Mechanical News is an application framework that scrapes and saves the full text of online news articles to a database for social science research purposes.
Mechanical News it built on top of Scrapy and Flask, which lets you write web scrapers that retrieve news articles (using Scrapy), store them in the database, and then connect to a RESTful API to retrieve the articles from the database (using Flask).
You run Mechanical News on your own server. The users (i.e., researchers) instead use an R library or Python package to access the articles in a tidy data format directly from the API. The researcher doesn't need to know anything about how Mechanical News works.
- Build your own Scrapy scraper (or use an existing scraper from the library)
- Extract information from news articles
- Store full text news articles to a database
- Run in different modes:
- Scrape articles from news sites continuously (e.g., every day)
- Scrape articles from specific URLs
Extracted information from news articles
- article lead
- article body text
- links in article body text
- main image
- date of publication
- date of modification
- news section (e.g., World, Sports, Tech)
- type of page (e.g., text article, video, sound)

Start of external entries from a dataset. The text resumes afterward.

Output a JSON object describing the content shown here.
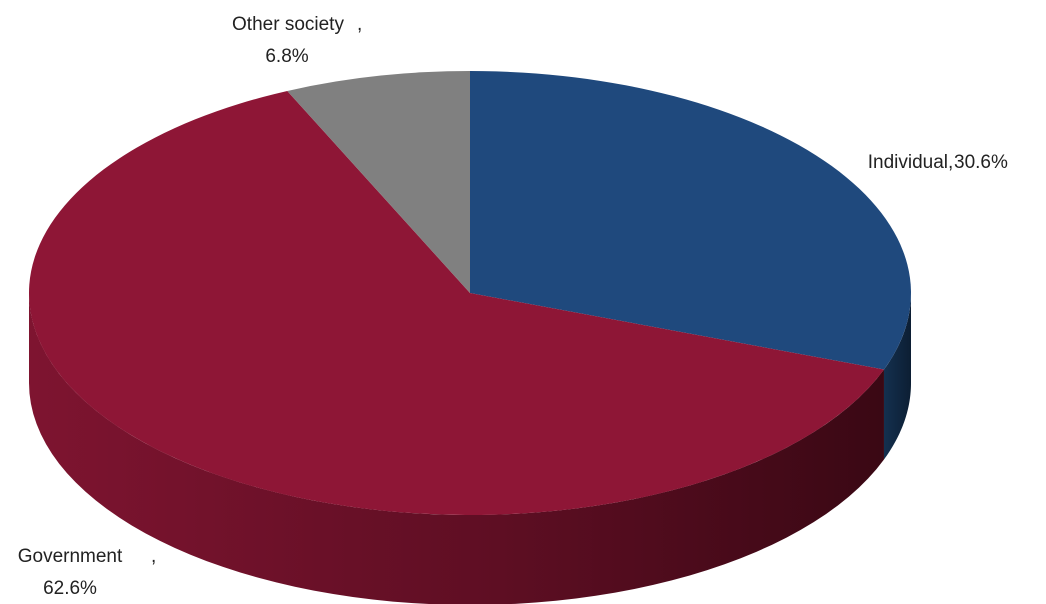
{
  "chart_data": {
    "type": "pie",
    "title": "",
    "slices": [
      {
        "name": "Individual",
        "value": 30.6,
        "display": "30.6%",
        "color": "#1f497d"
      },
      {
        "name": "Government",
        "value": 62.6,
        "display": "62.6%",
        "color": "#8e1636"
      },
      {
        "name": "Other society",
        "value": 6.8,
        "display": "6.8%",
        "color": "#808080"
      }
    ]
  }
}
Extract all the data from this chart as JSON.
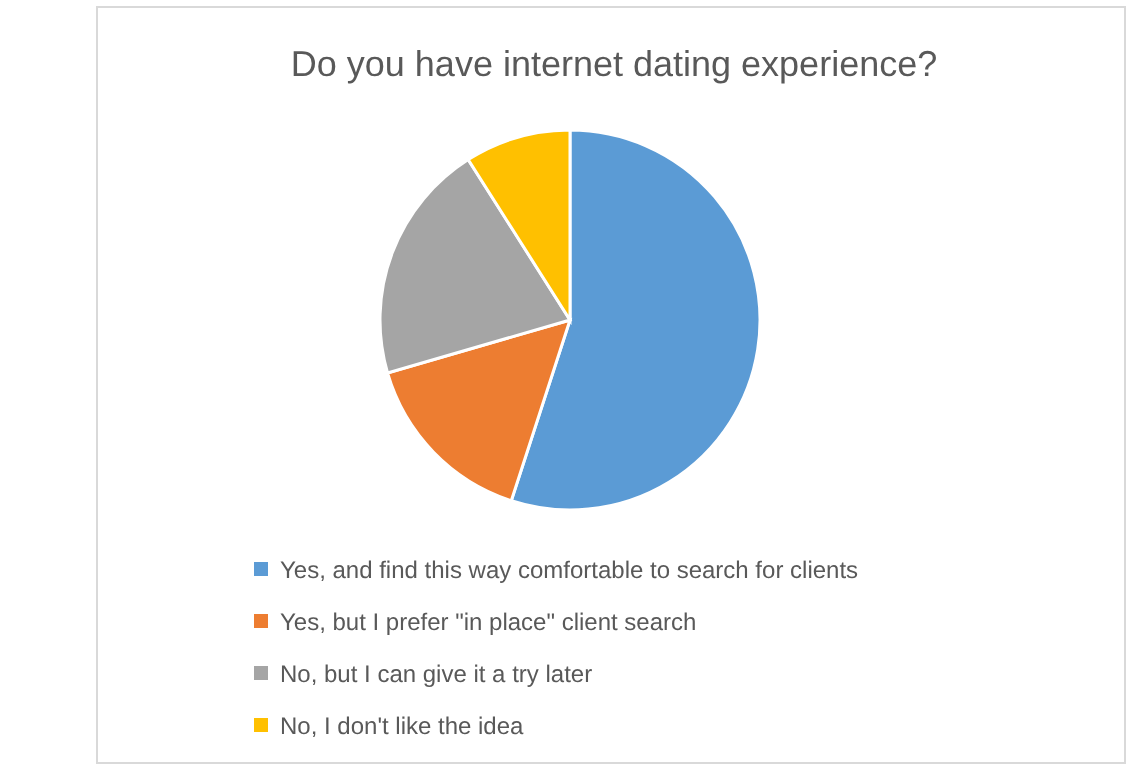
{
  "chart_data": {
    "type": "pie",
    "title": "Do you have internet dating experience?",
    "categories": [
      "Yes, and find this way comfortable to search for clients",
      "Yes, but I prefer \"in place\" client search",
      "No, but I can give it a try later",
      "No, I don't like the idea"
    ],
    "values": [
      55,
      15.5,
      20.5,
      9
    ],
    "colors": [
      "#5b9bd5",
      "#ed7d31",
      "#a5a5a5",
      "#ffc000"
    ],
    "legend": "bottom"
  }
}
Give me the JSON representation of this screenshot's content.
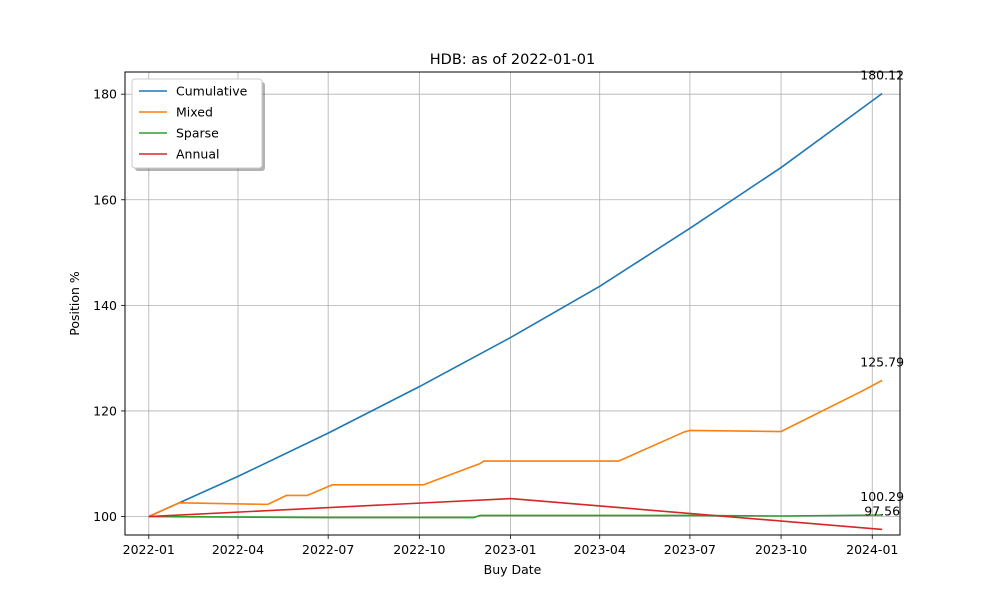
{
  "chart_data": {
    "type": "line",
    "title": "HDB: as of 2022-01-01",
    "xlabel": "Buy Date",
    "ylabel": "Position %",
    "x_type": "date",
    "xlim": [
      "2021-12-08",
      "2024-01-29"
    ],
    "ylim": [
      96.5,
      184.2
    ],
    "x_ticks": [
      "2022-01-01",
      "2022-04-01",
      "2022-07-01",
      "2022-10-01",
      "2023-01-01",
      "2023-04-01",
      "2023-07-01",
      "2023-10-01",
      "2024-01-01"
    ],
    "x_tick_labels": [
      "2022-01",
      "2022-04",
      "2022-07",
      "2022-10",
      "2023-01",
      "2023-04",
      "2023-07",
      "2023-10",
      "2024-01"
    ],
    "y_ticks": [
      100,
      120,
      140,
      160,
      180
    ],
    "y_tick_labels": [
      "100",
      "120",
      "140",
      "160",
      "180"
    ],
    "grid": true,
    "legend_position": "top-left",
    "series": [
      {
        "name": "Cumulative",
        "color": "#1f77b4",
        "points": [
          [
            "2022-01-01",
            100.0
          ],
          [
            "2022-04-01",
            107.6
          ],
          [
            "2022-07-01",
            115.8
          ],
          [
            "2022-10-01",
            124.6
          ],
          [
            "2023-01-01",
            133.9
          ],
          [
            "2023-04-01",
            143.6
          ],
          [
            "2023-07-01",
            154.6
          ],
          [
            "2023-10-01",
            166.1
          ],
          [
            "2024-01-11",
            180.12
          ]
        ]
      },
      {
        "name": "Mixed",
        "color": "#ff7f0e",
        "points": [
          [
            "2022-01-01",
            100.0
          ],
          [
            "2022-02-01",
            102.6
          ],
          [
            "2022-05-01",
            102.3
          ],
          [
            "2022-05-20",
            104.0
          ],
          [
            "2022-06-10",
            104.0
          ],
          [
            "2022-07-05",
            106.0
          ],
          [
            "2022-10-05",
            106.0
          ],
          [
            "2022-11-25",
            109.6
          ],
          [
            "2022-12-01",
            110.0
          ],
          [
            "2022-12-05",
            110.5
          ],
          [
            "2023-04-20",
            110.5
          ],
          [
            "2023-06-25",
            116.0
          ],
          [
            "2023-07-01",
            116.3
          ],
          [
            "2023-10-01",
            116.1
          ],
          [
            "2023-12-20",
            123.6
          ],
          [
            "2024-01-11",
            125.79
          ]
        ]
      },
      {
        "name": "Sparse",
        "color": "#2ca02c",
        "points": [
          [
            "2022-01-01",
            100.0
          ],
          [
            "2022-07-01",
            99.8
          ],
          [
            "2022-11-25",
            99.8
          ],
          [
            "2022-12-01",
            100.2
          ],
          [
            "2023-07-01",
            100.2
          ],
          [
            "2023-10-01",
            100.1
          ],
          [
            "2024-01-11",
            100.29
          ]
        ]
      },
      {
        "name": "Annual",
        "color": "#d62728",
        "points": [
          [
            "2022-01-01",
            100.0
          ],
          [
            "2023-01-01",
            103.4
          ],
          [
            "2024-01-11",
            97.56
          ]
        ]
      }
    ],
    "annotations": [
      {
        "text": "180.12",
        "x": "2024-01-11",
        "y": 180.12
      },
      {
        "text": "125.79",
        "x": "2024-01-11",
        "y": 125.79
      },
      {
        "text": "100.29",
        "x": "2024-01-11",
        "y": 100.29
      },
      {
        "text": "97.56",
        "x": "2024-01-11",
        "y": 97.56
      }
    ]
  }
}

- news genre (e.g., news, sports, opinion, entertainment)
- whether the article is behind a paywall
- HTTP response headers
- metadata tags (e.g., OpenGraph, microformats)
- when the article was present on the frontpage
Overview of the architecture
Not yet available
- Python 3.6+
- MySQL 5.6+
Mechanical News have been tested on Windows 10, Red Hat 7.6, and Ubuntu 18.
Scrape all news articles from the news frontpages using all available spiders in the
/spiders directory by running this from the project path:
$ python run.py --crawl
Scrape all news articles from the frontpage of a specific site (
bbc is the name of the spider):
$ python run.py --crawl bbc
Scrape the news article content from a specific URL:
$ python run.py --url https://www.bbc.com/XXX
Show all spiders you have installed:
$ python run.py --list
This will list all spiders in your
/spiders directory. A spider is responsible for scraping a news site.
See documentation wiki.
Read how to contribute to Mechanical News by writing your own scrapers and share them.
- newspaper - library for automatic news article metadata extraction using heuristics. Mainly useful for English speaking content and when you don't want specific metadata.
- news-please - library and system for news article metadata extraction with database and search function, also built on Scrapy and newspaper. However, you cannot specify what information you want to extract.
- Media Cloud - open data platform that allows researchers to answer quantitative questions about the content of online media. Roll your own server or use the cloud service. However, you cannot access full text due to copyright.